E la politica italiana? Dopo l’indulto non aver fatto l’amnistia e’ la colpa grave del Parlamento. Il ministro della Giustizia evoca l’illegalita’ del sistema penitenziario da mesi mentre non si assume la responsabilita’ di governare il disastro; il capo del Dipartimento dell’Amministrazione Penitenziaria fa di peggio, nega l’evidente e sostiene che il problema non esiste e che con qualche posto in piu’ tutto andra’ meglio. Sono entrambi la manifestazione dello sfascio del sistema carcere e giustizia piu’ in generale.

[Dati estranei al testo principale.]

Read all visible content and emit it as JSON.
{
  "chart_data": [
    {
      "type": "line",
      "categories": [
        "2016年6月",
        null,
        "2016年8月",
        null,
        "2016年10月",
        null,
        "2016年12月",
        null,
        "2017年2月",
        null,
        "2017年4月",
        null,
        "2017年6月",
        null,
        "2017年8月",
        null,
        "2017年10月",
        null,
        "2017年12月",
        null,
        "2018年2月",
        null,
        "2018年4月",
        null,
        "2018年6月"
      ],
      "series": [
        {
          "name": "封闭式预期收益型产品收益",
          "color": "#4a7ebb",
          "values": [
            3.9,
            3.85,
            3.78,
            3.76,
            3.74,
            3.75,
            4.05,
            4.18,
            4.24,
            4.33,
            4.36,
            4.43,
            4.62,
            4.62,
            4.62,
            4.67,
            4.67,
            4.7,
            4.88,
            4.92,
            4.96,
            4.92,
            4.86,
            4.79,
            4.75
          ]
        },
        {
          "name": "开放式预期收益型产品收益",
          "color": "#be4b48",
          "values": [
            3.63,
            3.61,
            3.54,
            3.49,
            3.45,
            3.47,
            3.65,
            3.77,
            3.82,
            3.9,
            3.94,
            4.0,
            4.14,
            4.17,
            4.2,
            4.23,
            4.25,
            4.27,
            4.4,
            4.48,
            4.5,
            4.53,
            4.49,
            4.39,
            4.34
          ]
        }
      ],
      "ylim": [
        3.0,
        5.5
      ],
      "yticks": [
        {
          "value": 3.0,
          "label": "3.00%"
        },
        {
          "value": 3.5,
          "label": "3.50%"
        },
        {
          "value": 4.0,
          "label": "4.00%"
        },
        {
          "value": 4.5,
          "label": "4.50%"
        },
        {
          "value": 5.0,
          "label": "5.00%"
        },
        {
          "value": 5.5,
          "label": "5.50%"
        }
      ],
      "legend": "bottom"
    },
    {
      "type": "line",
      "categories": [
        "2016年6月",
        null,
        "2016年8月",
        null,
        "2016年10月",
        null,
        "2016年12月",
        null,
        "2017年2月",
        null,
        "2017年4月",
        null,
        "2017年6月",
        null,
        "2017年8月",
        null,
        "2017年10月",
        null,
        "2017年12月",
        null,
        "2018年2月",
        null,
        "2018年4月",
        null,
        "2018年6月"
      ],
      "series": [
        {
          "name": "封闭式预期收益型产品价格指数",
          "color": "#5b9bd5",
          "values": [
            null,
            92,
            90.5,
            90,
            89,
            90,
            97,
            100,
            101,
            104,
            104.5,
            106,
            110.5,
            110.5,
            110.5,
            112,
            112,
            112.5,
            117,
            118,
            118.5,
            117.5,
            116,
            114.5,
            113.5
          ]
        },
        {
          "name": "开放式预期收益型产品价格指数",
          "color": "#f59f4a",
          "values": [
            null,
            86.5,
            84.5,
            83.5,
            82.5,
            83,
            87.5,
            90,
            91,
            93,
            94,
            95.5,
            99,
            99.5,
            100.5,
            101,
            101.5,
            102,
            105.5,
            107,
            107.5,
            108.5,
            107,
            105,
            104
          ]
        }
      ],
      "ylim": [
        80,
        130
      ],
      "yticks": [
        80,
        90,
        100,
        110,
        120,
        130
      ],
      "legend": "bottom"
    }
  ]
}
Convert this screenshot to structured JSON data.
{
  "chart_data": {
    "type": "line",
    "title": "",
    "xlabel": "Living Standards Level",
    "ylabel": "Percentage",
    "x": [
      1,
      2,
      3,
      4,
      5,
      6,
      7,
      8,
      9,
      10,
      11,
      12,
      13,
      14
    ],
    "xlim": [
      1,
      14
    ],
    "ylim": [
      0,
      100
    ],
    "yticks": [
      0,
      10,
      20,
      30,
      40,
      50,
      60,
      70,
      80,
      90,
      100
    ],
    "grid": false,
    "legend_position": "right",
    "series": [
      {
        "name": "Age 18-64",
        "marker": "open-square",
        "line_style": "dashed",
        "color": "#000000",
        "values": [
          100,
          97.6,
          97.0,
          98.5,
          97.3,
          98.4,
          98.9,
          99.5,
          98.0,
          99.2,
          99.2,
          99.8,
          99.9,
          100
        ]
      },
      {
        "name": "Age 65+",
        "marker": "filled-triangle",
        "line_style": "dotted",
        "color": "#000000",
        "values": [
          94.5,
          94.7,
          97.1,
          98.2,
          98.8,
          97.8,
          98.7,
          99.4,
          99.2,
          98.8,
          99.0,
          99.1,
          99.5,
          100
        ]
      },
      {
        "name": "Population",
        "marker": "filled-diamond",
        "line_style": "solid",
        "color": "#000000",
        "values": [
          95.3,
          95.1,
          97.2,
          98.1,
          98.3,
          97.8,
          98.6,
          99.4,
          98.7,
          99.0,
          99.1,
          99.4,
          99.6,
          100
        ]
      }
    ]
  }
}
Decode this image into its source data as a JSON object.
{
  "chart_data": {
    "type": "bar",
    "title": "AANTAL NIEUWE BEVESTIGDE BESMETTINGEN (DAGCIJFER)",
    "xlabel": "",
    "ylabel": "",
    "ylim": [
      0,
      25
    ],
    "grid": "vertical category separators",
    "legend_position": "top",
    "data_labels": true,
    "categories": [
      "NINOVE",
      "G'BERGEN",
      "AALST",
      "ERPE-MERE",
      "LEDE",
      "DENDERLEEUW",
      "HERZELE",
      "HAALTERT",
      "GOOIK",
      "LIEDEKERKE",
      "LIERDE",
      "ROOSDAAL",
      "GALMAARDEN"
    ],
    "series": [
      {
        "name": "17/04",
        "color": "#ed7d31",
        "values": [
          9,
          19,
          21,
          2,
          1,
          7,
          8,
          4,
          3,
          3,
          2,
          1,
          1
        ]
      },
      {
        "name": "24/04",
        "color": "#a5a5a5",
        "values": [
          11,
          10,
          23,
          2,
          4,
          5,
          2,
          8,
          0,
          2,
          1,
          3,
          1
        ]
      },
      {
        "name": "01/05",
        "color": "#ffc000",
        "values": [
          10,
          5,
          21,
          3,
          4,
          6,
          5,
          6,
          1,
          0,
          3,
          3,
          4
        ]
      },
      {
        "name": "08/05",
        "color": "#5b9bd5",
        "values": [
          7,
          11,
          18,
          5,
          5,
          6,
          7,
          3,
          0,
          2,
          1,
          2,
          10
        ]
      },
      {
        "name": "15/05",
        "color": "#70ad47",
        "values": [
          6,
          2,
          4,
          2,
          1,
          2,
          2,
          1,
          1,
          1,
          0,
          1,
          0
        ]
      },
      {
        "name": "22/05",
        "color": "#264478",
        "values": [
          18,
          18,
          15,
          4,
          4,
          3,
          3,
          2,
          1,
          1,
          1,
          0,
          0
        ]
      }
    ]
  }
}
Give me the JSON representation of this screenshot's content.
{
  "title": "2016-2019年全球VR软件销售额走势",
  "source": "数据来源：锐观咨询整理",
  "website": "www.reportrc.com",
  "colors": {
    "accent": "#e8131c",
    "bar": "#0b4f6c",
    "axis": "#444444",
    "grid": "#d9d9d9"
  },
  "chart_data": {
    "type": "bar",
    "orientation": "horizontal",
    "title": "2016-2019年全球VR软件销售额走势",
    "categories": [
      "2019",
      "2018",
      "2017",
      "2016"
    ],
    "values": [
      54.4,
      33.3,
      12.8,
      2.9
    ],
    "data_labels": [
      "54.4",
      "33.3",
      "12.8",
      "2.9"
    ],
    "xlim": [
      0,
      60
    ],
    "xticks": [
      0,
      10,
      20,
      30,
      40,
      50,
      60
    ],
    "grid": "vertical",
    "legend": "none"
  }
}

La soluzione unica del sistema penale e della criminalizzazione e carcerizzazione dei fenomeni sociali -tossicodipendenza, immigrazione, emarginazione sociale, prostituzione- li incacrenisce e non li risolve.
Confidiamo che queste notizie servano perche’ parlamentari e consiglieri regionali utilizzino l’iniziativa dei Radicali (2) per ferragosto per entrare negli istituti penitenziari per poi uscirne rafforzati dalla necessita’ e urgenza di un intervento concreto, ciascuno per proprio conto per porre fine allo sfascio e all’illegalita’.